Even in a mercy dash, it seemed, a phrenologist did not travel light. For phrenology was Lorenzo Fowler’s lifelong pursuit, and after thirty years he was not so much proud of this highly dodgy profession as still busting the buttons of his fancy satin waistcoat. Some people grow tired of fads, but not Lorenzo Fowler. For him, phrenology was the fad that would not die. Talk to him ignorantly of phrenology as the science of ‘bumps’ and he might throw back his magnificent head to laugh (baring his excellent white teeth) before genially setting you straight for half an hour, dazzling you with his specialist vocabulary, and at the end of it selling you a special new demountable model of the brain for the knock-down rate of two and nine.
Of course, for practising the craft of head-feeling, all you needed were a pair of hands, a good spatial sense, and a map of the mental organs fixed firmly in your mind. But Lorenzo Niles Fowler was more than a phrenologist. He was also showman and evangelist, whose personal belief was that the market for phrenology had never been so vigorous, not even in its heyday in his native United States.
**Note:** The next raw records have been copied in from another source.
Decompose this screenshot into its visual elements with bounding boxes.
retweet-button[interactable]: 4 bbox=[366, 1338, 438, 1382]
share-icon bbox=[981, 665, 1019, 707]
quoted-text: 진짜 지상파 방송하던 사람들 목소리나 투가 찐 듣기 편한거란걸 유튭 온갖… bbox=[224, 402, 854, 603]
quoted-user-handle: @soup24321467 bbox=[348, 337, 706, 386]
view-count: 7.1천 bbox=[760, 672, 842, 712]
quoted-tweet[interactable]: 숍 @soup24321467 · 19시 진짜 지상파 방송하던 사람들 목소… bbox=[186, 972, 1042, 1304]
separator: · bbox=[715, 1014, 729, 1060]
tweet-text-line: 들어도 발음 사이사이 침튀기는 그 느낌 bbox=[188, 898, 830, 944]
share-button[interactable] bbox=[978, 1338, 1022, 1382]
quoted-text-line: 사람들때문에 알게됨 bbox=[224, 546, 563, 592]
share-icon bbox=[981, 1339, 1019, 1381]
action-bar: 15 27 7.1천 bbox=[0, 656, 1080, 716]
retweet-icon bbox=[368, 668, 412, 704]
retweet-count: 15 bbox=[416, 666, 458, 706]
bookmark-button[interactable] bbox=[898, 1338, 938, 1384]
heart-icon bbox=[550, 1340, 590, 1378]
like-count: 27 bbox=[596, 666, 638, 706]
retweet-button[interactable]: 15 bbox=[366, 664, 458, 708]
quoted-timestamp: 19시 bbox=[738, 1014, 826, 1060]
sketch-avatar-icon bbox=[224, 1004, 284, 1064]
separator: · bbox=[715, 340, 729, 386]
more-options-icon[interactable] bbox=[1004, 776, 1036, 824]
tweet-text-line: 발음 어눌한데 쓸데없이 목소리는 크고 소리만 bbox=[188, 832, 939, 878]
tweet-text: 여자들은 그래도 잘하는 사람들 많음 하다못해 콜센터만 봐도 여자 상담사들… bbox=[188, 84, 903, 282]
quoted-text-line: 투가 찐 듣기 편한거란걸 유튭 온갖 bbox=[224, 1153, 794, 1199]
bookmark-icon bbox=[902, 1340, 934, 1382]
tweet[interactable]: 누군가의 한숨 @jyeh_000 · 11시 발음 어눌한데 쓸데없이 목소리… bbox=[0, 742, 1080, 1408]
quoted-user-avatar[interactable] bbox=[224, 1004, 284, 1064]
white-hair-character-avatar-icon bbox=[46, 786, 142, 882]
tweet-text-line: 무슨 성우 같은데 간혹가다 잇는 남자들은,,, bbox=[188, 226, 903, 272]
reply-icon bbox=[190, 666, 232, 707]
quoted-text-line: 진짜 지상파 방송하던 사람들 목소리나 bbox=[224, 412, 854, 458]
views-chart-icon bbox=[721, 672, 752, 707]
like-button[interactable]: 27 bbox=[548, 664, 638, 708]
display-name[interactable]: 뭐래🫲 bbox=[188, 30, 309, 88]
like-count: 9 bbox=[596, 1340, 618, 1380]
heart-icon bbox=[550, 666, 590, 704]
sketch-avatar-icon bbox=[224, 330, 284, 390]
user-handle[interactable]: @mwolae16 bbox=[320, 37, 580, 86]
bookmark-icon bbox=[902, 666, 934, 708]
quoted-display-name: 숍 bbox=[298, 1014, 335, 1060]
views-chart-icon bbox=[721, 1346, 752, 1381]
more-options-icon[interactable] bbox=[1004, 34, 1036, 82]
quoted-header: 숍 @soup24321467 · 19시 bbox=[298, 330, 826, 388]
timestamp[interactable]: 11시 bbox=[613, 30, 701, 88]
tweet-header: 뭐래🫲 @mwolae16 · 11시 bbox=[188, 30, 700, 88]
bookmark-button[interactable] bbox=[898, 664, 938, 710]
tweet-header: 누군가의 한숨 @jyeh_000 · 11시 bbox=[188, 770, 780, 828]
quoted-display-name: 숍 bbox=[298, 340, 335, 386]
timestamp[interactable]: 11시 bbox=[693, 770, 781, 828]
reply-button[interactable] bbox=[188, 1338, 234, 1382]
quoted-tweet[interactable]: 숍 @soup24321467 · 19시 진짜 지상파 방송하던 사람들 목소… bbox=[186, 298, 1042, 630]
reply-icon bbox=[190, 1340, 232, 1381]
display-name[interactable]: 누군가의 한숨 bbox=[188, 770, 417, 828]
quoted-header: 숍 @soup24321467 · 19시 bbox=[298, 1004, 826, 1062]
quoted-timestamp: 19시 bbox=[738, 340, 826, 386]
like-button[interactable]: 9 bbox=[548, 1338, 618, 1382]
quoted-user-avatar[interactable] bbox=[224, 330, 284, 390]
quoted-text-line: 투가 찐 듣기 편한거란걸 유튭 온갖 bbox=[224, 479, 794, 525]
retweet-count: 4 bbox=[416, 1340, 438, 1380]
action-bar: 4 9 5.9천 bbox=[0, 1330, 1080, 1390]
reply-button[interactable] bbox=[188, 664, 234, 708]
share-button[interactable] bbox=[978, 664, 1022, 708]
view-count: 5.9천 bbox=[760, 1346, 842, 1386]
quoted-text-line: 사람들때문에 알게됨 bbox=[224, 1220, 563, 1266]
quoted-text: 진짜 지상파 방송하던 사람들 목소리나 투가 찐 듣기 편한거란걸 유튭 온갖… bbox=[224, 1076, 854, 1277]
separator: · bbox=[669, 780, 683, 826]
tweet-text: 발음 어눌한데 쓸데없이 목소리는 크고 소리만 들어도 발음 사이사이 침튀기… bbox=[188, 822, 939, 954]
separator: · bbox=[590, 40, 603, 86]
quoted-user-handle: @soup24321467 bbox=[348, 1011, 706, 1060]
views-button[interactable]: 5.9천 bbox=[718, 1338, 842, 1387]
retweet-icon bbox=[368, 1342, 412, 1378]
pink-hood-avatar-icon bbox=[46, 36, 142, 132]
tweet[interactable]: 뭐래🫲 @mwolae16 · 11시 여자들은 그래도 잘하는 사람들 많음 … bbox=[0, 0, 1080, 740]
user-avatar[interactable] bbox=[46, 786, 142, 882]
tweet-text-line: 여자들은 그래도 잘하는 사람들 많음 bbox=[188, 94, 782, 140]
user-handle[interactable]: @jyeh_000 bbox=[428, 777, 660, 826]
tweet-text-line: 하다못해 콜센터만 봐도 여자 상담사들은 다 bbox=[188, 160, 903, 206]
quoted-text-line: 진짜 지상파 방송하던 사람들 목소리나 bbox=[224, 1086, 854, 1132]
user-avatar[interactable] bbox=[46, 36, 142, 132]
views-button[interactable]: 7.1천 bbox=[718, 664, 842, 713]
Why, already on this trip to the Isle of Wight he had used a cursory reading to pay the carter from Yarmouth, telling him, ‘Such a large Self Esteem you have! And what Amativeness!’ Gratified by this mysterious, flattering talk from an exotic foreigner, the normally morose carter had gladly waived the fee when he dropped his passengers at the Albion Hotel, right on the edge of the bay. Lorenzo smiled. It worked every time. Tell people they have abnormally large Amativeness (sexuality by a fancier name) and they are well disposed to phrenology – and phrenologists – for ever after. It’s just something they happen to enjoy hearing.
Jessie was awake and dressed already, playing with heads in the chintzy sitting room. She was eight, and precocious, and though the scene might strike an outsider as altogether gruesome, she was happy enough, having known no other dollies in her life save these big bald plaster ones with nothing below the neck. Poor kid. She had no idea how it looked. Not only were there detached heads all over the floor, but she had on a thick dress of red tartan – a tragically bad choice when you consider the ginger hair.